The Rossini Opera Festival in Pesaro, Rossini's birthplace, is internationally renowned for its innovative stagings and musically impeccable productions of Rossini's works. In this staging of the dramma per musica "Zelmira", the Festival once again lays claim to this reputation. "A score of supreme elegance and bold orchestration" (Corriere della Sera), "Zelmira" was written in 1822 for Naples, and enjoyed great popularity in Europe before falling into a long, unjustified, and only occasionally interrupted, slumber.

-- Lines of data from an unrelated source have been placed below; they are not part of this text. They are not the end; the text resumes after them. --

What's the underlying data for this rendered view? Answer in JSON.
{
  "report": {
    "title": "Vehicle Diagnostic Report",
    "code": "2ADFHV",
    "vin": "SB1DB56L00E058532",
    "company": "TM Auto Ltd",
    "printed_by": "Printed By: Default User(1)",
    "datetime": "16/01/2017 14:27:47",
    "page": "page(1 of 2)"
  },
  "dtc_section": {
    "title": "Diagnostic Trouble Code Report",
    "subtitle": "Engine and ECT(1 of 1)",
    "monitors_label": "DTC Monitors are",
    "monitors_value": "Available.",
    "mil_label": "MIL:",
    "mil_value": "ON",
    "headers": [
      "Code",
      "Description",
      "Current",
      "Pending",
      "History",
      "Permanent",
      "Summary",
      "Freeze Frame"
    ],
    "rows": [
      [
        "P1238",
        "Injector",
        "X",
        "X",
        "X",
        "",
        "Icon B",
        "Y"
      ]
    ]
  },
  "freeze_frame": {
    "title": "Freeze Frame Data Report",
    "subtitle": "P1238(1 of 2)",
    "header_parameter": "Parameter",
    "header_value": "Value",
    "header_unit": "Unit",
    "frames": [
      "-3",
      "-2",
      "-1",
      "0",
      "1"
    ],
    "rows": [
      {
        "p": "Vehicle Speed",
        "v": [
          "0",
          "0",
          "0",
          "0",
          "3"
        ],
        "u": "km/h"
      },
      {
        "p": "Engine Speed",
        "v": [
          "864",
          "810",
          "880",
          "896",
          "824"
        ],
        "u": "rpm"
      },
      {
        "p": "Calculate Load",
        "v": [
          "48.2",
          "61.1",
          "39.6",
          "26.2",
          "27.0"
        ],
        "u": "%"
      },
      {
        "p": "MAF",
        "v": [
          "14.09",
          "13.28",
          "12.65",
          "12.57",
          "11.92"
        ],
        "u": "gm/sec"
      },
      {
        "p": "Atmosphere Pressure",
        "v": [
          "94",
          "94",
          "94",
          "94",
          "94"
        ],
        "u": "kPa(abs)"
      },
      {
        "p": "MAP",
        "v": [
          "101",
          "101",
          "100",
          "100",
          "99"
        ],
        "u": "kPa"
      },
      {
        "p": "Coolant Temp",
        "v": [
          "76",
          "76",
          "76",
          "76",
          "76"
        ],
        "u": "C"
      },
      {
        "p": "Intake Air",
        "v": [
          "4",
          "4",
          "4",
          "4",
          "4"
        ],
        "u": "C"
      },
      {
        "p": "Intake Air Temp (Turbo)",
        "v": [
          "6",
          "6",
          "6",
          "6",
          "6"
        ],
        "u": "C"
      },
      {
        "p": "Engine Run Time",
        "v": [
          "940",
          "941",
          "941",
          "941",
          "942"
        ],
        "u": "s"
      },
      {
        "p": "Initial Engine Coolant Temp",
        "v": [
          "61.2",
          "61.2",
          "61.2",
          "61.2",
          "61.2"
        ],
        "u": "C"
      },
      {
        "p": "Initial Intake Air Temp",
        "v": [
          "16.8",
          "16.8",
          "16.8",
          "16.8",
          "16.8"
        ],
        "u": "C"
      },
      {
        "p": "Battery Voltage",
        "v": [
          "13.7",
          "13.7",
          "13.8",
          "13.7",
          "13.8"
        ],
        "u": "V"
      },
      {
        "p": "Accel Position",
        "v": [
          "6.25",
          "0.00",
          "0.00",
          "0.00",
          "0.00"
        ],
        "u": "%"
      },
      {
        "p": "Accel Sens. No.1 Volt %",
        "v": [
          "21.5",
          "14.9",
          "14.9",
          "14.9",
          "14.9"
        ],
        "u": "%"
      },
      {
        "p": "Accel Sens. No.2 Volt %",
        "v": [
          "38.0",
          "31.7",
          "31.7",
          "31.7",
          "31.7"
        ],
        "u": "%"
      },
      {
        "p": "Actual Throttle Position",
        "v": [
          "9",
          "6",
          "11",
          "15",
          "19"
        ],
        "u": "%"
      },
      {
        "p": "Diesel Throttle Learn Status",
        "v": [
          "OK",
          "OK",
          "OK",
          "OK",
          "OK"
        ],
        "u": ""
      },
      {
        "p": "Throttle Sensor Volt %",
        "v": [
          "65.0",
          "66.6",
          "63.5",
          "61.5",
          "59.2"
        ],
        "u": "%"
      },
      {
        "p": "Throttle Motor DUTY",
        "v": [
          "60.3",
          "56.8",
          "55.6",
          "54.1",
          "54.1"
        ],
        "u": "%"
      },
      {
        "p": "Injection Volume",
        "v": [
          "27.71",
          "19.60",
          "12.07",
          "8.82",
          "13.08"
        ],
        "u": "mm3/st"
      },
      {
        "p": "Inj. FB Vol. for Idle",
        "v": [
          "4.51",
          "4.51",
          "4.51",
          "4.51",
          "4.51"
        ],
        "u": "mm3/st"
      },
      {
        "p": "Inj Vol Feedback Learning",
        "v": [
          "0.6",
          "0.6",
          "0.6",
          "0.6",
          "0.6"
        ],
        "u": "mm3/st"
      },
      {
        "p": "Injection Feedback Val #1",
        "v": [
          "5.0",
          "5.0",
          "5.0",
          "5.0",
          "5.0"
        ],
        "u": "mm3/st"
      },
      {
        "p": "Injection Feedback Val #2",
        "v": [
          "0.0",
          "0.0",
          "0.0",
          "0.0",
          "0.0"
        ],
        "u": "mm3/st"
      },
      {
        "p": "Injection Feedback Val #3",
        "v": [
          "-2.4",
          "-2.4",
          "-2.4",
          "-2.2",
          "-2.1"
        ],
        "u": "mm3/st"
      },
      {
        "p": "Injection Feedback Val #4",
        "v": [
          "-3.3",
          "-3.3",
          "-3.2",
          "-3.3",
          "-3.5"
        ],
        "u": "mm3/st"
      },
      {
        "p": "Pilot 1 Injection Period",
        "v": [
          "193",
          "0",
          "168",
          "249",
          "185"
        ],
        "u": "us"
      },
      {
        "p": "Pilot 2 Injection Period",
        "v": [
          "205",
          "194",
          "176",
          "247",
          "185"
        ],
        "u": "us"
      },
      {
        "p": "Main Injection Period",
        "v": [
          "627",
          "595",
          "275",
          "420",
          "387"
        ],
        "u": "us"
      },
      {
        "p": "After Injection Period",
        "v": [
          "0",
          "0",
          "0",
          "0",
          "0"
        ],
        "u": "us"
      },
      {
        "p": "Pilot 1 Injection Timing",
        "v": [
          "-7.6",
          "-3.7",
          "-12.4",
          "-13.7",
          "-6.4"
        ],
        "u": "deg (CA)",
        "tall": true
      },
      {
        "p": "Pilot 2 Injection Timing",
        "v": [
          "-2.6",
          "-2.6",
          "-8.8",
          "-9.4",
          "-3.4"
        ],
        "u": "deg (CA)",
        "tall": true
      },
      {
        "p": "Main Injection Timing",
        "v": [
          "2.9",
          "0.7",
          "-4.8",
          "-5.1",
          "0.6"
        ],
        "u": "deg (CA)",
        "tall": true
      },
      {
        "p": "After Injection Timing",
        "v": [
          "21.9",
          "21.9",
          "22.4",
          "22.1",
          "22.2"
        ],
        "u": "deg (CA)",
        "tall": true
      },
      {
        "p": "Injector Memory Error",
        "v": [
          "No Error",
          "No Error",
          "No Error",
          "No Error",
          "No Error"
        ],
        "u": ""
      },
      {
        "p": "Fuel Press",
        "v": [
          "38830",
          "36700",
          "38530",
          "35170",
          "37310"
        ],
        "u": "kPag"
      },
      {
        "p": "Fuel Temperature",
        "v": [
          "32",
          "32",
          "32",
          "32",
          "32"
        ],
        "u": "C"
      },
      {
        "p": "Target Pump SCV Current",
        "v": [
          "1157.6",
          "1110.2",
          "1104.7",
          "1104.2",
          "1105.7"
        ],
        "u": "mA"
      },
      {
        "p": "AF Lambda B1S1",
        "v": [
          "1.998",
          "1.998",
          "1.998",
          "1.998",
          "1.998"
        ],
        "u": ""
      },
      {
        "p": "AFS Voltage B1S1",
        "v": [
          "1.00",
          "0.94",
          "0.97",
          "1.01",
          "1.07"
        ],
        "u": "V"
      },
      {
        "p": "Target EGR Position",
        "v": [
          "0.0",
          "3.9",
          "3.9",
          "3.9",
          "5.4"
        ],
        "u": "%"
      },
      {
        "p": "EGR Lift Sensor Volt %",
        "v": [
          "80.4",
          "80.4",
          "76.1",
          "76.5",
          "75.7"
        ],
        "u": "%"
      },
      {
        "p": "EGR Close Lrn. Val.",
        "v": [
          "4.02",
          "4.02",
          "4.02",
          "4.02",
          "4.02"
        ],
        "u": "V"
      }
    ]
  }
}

The stellar cast is toplined by Juan Diego Flórez, "today's greatest bel canto star" (La Repubblica), whose opening aria, with its five high D's and long-held high C, was hailed by Opernwelt as "phenomenal". Flórez can also be seen on UNITEL's productions of Donizetti's "La fille du régiment" and Rossini's "La Cenerentola". Kate Aldrich, with her "exquisitely Rossinian mezzo" (Il Giornale di Vicenza), was acclaimed as "the discovery of the year" (L'Unità). Holding his own next to Flórez is tenor Gregory Kunde. Rounding off the lead roles are Alex Esposito and Marianna Pizzolato. Conductor Roberto Abbado delivers a "permanent and splendid musical fireworks" (La Libre Belgique) that grabs the listener's attention with its succession of virtuoso ensembles.
The story, about a princess unjustly accused of having killed her father, is given a semi-contemporary interpretation by stage director Giorgio Barberio Corsetti, who builds his production around a gigantic mirror that shows us the dark and often invisible underside of power and its abuse, the topic of the work. Corsetti "delivers a production of great visual fascination and dramaturgical intelligence" (Corriere della Sera). This rediscovery should help "Zelmira" return to theaters everywhere.